Public art

Beer and bread rolls for a vandalised sculpture in Münster

City residents aim to raise €1.2 million for Nicole Eisenman’s Sketch for a Fountain

The five figures in Eisenman's sculpture were sprayed with swastikas and sex organs—and one was decapitated Henning Rogge

Beer, bread rolls and traditional Westphalian cuisine are some of the ways in which citizens of Münster are raising money to buy an outdoor sculpture by Nicole Eisenman that became a crime scene during the Sculpture Projects Münster exhibition last year.

A group of Münster residents, led by the art dealer Maria Galen and the sculptor Sandra Silbernagel, are seeking to raise €1.2 million for Eisenman’s Sketch for a Fountain, with half coming from local residents. An ensemble of five nude figures of ambiguous gender reclining with drink cans around a shallow basin, the work was on display in a central park during the once-in-a-decade Sculpture Projects Münster, which ended on 1 October and counted more than 650,000 visitors.

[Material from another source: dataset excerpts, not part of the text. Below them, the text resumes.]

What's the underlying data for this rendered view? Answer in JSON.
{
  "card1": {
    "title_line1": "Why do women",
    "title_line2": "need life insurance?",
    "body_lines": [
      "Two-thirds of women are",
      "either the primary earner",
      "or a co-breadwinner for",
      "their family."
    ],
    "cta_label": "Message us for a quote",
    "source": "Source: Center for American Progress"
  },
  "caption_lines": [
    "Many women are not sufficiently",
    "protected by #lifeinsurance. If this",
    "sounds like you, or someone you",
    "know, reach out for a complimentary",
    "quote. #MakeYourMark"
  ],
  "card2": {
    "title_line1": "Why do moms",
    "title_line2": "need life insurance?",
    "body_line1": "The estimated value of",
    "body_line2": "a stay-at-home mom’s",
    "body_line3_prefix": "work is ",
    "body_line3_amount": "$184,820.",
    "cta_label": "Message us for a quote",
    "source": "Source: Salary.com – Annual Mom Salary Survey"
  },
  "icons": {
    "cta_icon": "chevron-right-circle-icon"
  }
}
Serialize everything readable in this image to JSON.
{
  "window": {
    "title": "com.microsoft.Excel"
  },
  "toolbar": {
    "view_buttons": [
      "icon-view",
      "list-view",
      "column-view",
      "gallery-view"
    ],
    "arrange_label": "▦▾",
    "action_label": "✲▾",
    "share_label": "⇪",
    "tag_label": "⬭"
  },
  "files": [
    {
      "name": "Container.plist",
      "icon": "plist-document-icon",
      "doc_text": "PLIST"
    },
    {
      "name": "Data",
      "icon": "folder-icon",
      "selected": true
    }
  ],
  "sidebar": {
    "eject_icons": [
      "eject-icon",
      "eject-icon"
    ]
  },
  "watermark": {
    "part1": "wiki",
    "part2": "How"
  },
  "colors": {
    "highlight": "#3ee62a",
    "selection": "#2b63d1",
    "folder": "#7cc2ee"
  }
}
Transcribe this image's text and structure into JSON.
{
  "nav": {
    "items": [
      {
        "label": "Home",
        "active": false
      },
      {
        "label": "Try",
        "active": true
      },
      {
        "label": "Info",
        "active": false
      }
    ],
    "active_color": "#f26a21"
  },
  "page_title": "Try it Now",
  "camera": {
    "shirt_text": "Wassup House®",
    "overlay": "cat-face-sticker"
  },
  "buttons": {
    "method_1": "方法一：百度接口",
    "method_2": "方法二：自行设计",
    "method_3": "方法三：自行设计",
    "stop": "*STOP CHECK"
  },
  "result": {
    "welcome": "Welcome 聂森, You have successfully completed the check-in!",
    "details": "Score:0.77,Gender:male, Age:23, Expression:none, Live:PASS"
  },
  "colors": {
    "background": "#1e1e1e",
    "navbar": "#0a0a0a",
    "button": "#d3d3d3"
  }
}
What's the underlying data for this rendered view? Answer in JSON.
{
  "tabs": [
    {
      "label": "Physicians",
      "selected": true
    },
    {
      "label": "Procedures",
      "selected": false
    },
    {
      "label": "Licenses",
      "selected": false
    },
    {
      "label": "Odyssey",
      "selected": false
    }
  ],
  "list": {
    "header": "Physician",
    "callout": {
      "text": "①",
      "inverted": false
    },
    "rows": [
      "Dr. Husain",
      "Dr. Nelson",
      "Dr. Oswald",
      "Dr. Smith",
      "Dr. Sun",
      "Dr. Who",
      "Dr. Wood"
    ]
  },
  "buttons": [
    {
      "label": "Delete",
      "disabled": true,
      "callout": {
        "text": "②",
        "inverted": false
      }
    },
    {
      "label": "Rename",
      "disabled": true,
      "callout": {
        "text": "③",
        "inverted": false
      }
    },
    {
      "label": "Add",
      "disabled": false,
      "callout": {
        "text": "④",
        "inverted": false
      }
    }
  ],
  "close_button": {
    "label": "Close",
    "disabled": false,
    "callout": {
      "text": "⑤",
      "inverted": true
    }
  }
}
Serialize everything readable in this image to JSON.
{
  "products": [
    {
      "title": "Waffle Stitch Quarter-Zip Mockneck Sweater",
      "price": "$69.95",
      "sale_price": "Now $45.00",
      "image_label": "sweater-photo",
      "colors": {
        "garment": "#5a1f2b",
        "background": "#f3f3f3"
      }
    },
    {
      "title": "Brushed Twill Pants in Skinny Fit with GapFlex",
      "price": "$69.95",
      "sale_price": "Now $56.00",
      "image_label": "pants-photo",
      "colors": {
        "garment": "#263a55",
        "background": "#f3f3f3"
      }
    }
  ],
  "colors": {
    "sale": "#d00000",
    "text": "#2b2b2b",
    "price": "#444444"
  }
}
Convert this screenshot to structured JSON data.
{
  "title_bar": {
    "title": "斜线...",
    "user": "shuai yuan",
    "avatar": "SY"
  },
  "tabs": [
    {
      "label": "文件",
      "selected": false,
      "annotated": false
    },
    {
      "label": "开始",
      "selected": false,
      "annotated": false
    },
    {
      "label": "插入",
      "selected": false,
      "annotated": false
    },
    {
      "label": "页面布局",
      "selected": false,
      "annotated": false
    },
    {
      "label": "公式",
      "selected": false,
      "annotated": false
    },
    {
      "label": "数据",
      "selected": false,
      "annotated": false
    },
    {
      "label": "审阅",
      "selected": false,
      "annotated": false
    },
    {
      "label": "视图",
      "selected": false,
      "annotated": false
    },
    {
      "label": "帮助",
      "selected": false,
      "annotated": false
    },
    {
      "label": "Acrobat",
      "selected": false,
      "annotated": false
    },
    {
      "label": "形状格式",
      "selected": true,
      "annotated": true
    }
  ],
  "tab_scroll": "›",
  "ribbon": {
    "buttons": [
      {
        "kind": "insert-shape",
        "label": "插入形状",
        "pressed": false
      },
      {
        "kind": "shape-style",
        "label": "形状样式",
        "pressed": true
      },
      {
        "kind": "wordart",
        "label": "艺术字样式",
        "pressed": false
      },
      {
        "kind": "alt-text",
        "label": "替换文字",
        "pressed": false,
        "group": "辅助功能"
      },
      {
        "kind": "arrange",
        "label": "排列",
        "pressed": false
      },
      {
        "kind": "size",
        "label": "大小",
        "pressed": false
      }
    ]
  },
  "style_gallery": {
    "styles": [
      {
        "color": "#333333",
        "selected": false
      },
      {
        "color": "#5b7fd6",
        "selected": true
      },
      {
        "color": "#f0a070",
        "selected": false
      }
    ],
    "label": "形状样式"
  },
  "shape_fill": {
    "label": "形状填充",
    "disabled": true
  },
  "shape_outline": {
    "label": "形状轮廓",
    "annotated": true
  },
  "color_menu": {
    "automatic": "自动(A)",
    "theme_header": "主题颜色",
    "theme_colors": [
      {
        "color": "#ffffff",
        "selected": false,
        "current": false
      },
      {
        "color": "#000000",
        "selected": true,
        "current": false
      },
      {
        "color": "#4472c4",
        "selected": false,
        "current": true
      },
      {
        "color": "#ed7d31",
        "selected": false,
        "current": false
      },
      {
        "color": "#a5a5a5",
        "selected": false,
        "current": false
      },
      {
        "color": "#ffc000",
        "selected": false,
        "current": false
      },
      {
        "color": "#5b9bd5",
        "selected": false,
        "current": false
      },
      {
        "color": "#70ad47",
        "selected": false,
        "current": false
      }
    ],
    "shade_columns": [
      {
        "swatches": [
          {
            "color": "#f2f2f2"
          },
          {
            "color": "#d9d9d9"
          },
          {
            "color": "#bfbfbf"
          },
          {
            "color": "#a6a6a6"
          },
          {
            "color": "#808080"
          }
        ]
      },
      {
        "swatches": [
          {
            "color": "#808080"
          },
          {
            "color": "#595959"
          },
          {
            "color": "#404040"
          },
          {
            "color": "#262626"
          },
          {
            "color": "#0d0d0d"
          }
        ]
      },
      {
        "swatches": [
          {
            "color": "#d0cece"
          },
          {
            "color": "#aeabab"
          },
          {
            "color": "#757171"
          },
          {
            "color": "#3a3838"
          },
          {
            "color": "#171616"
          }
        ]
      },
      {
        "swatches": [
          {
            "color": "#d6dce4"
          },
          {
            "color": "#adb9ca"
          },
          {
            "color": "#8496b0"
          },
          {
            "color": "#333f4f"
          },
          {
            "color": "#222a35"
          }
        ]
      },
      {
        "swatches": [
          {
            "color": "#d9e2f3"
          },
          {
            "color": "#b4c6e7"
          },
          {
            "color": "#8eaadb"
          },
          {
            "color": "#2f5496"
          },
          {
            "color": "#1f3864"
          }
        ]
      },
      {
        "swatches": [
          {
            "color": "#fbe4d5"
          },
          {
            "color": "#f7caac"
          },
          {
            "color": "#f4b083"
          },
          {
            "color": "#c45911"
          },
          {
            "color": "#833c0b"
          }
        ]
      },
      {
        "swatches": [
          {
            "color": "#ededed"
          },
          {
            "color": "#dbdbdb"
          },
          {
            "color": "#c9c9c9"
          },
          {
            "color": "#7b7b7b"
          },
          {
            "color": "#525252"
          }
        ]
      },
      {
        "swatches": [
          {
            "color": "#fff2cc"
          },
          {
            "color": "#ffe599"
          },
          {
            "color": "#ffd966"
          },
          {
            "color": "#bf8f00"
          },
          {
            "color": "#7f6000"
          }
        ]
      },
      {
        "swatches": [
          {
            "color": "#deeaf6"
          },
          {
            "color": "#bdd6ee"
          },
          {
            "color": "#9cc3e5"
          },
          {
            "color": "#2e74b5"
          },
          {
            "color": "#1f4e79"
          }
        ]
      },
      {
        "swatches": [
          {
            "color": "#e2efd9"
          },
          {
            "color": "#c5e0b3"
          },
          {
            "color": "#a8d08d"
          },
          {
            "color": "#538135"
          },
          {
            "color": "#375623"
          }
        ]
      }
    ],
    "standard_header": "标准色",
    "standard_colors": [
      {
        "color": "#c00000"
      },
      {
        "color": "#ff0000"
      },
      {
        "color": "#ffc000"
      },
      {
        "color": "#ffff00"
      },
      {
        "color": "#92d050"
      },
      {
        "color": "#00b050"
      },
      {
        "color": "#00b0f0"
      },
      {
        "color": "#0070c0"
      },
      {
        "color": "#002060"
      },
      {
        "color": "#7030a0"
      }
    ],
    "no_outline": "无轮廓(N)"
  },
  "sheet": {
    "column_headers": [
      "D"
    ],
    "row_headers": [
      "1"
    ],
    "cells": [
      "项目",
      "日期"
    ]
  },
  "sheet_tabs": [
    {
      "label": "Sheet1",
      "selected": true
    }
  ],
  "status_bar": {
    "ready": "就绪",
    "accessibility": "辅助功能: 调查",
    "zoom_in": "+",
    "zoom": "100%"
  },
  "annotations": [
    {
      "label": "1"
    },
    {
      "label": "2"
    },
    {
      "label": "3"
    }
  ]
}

A traditional local brewery, Pinkus Müller, has developed a special “Fountain beer,” with a label designed by Eisenman. For each crate sold, a euro goes to the fountain fund and the company will match it.

“We wanted to do something that raises awareness and gets people talking,” says Fridl Langfeld, the chief brewer at Pinkus. “I live 100 metres away from the fountain and walk past the spot many times a week.”

Sketch for a Fountain was the victim of several vandalism attacks during the exhibition; one of the plaster figures was decapitated, and on the eve of the German elections in September, the work was sprayed with swastikas and sex organs. That act was condemned by the organisers of Sculpture Projects as “a fascist form of violence” and “an attack against the values of the work.” The election marked the first time German voters installed a far-right populist party in parliament since World War II, with the anti-immigration Alternative for Germany (AfD) becoming the third-largest party in the lower house of parliament.

Silbernagel says that raising the funds will make an important point about Münster, whose residents gave the AfD the lowest vote count in Germany. “The work is a very political statement and we want to make a stand for tolerance and respect,” she says. “We are trying to win over local businesses as ambassadors.”

In addition to the fountain beer, a local bakery, Cibaria, is selling a “Fountain bread roll,” and two restaurants, Gasthaus Leve and Fischbrathalle Münster, are planning “fountain dishes.” The Cinema Münster is screening an advertisement for the campaign without charge for a year, and a city printer is publishing free flyers.

The version of Sketch for a Fountain produced for Sculpture Projects was never intended for permanent display and it has already been dismantled. Only two figures were modelled in bronze and three were in plaster, and therefore not capable of withstanding freezing temperatures. Even over the summer, the work grew moss and showed wear and tear from the elements.

But it captured hearts in Münster, becoming the most popular Sculpture Projects work with the public, according to surveys. Eisenman, who is based in New York, is exploring ways to create a permanent outdoor version and her gallery, Anton Kern, has agreed to give Münster a special price.

“We will make all five figures in bronze,” she says. “There will be some nod to the status of the figures as formerly in plaster by putting a patina on the surface to separate them. When they were graffittied, the removal of spray paint left a light blue patina from the traces of leftover paint. I think it actually looks really good.”

Anton Kern has offered three versions of Sketch for a Fountain: two have been sold, to the city of Boston and the Nasher Museum in Dallas, and Münster’s would be the third. “They are all slightly different,” Eisenman says.

The fund-raising campaign is supported by Skulptur Projekte Münster and the mayor. The organisers, who have formed an association called Dein Brunnen für Münster (Your Fountain for Münster), will seek to raise the remaining €600,000 from private foundations and public bodies.